Friday, April 4, 2008

Housing @ UMD Lacks System-Level Priority Status

This is a real bummer. System has nixed university efforts to get another PPP (in addition to the 370-some bed building already approved) on South Campus, near Commons.

Pat Mielke, Assistant Vice President for Student Affairs, is referenced as having been told by "officials" - presumably people at System and members of the Board of Regents (who are a segment of System, but have a unique role in the budget process - final approval) - that they want to see progress in the private sector before they approve any more debt for PPPs or state buildings. Really? Since when is it the University's job to go to Otis Warren and other local developers and say, "Listen, we really need you to build that add-on to University View so that we can get more housing on campus"?

Vice President for Administrative Affairs Doug Duncan is quoted as saying
"In the meantime, this will help some. I think we reached a conclusion that's going to get housing built on campus fairly quickly."
That sounds good, but what? The "this" he's talking about in the first sentence appears to be the 370-bed PPP. Yes, that will help some. But if that building were available today for students to live in next year, it still wouldn't cover the amount of juniors DRL and the University has had to turn away this year due to the housing crunch (crisis, debacle, and whatever other uber-negatively-connotated word for "problem" you can imagine). "Help" is pretty relative.

And what about this "fairly quickly"? In all the conversations I've had with administrators, not one person has expressed this kind of optimism to me.
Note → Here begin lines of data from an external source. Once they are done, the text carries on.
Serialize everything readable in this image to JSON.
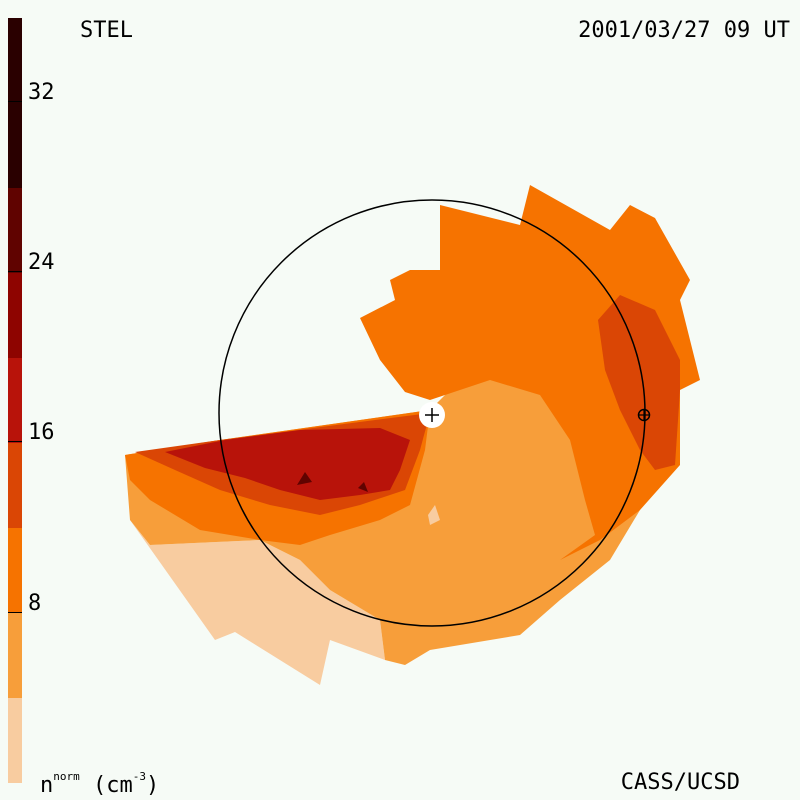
{
  "header": {
    "source": "STEL",
    "timestamp": "2001/03/27 09 UT"
  },
  "footer": {
    "credit": "CASS/UCSD",
    "units_base": "n",
    "units_sup": "norm",
    "units_rest_open": " (cm",
    "units_exp": "-3",
    "units_rest_close": ")"
  },
  "colorbar": {
    "ticks": [
      "32",
      "24",
      "16",
      "8"
    ],
    "tick_values": [
      32,
      24,
      16,
      8
    ],
    "range": [
      0,
      36
    ],
    "colors": [
      "#f8ccA0",
      "#f79e3a",
      "#f67300",
      "#da4605",
      "#b8130a",
      "#8e0400",
      "#600300",
      "#2a0000"
    ]
  },
  "markers": {
    "sun_symbol": "+",
    "earth_symbol": "⊕"
  }
}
Everyone shrugs their shoulders, seemingly saying something like, "Your guess is as good as mine." Does Duncan know something we don't, or is he thinking wishfully?

Staff writer Carrie Wells writes further:
In the meantime, the university decided it will take $35 million from East Campus developer Foulger-Pratt Argo, originally earmarked for the North Campus dorm, and use it to fund more housing projects elsewhere on the campus. Administrators said they had not decided where the money would go, but acknowledged the possibility of using it to pay for the South Campus dorm. With the North Campus dorm expected to cost around $80 million, that money would not be enough to fully fund the project.
This sounds off to me, taking money earmarked for an $80 million project that could potentially house the entire current population of Leonardtown and putting it toward other projects. It feels like we're taking the sandbags from the broken levy to stop up the flooding of a single building or one part of town. It sounds good, I guess, if that building is really important, but what about the levy and all the problems the rest of the flooding will cause? The other buildings? There have to be more details here. Aren't there legal questions here, too, with respect to Foulger-Pratt Argo and what the money is to be used for?

The more important question here is, what happens next? Just forget about that $80 million project? The already-approved 370-bed PPP will cost about $36 million, so that $35 million we're redirecting would presumably add a comparable amount of beds. Every little bit counts, but isn't there efficiency in economies of scale? University administrators fought extremely hard to get that $36 million; just imagine the fight it will take to get System/BOR to replenish all $80 million, if that's the road they have to take.

It's really too bad when the AVPSA feels something that makes her say "I'll take what [housing] I can get." The RHA Senate voted last week to get involved with a campus-wide and inter-organization pro-housing campaign that would include writing emails to the BOR. I'm optimistic that they'll hear us, but I'll measure how seriously they're taking us by the results I see.

Bureaucracy works slow, and so also does construction. Even if we get something approved this year, who knows when it will get built? The Washington Quad was supposed to be done in time for residents to enjoy it throughout Spring 2008. We're now looking at an early-mid summer completion date. We need housing to become a system-wide priority. So far, only students and university-level administrators are feeling the urgency.

I encourage all of you to take part in the forthcoming advocacy efforts. Details to come.

Posted by: Sumner Handy, President

1 comment:

Carrie said...

The "fairly quickly" Duncan was referring to meant that the South Campus 368 dorm is supposed to open in January 2010, while the North Campus dorm is supposed to open in Fall 2011 (hopefully). That could have been more clear.

I am curious about the $35 million floating around. I'm not a financial planner, but apparently Vivona and Duncan thought that the North Campus dorm had a good chance of getting approved by the System for full cash funding. It's some complicated economics, and it depends a lot on what the other universities in the System request (which could be a lot, with the three HBCUs projected to almost double their enrollment over the next ten years). Therefore, the administration decided to take the $35 million they had and use it to fund another yet-to-be-decided project.

The South Campus PPP was expected to cost over $100 million because of it's extra amenities. As far as funding it partially with the $35 million and getting the rest from System -- who knows, maybe next year.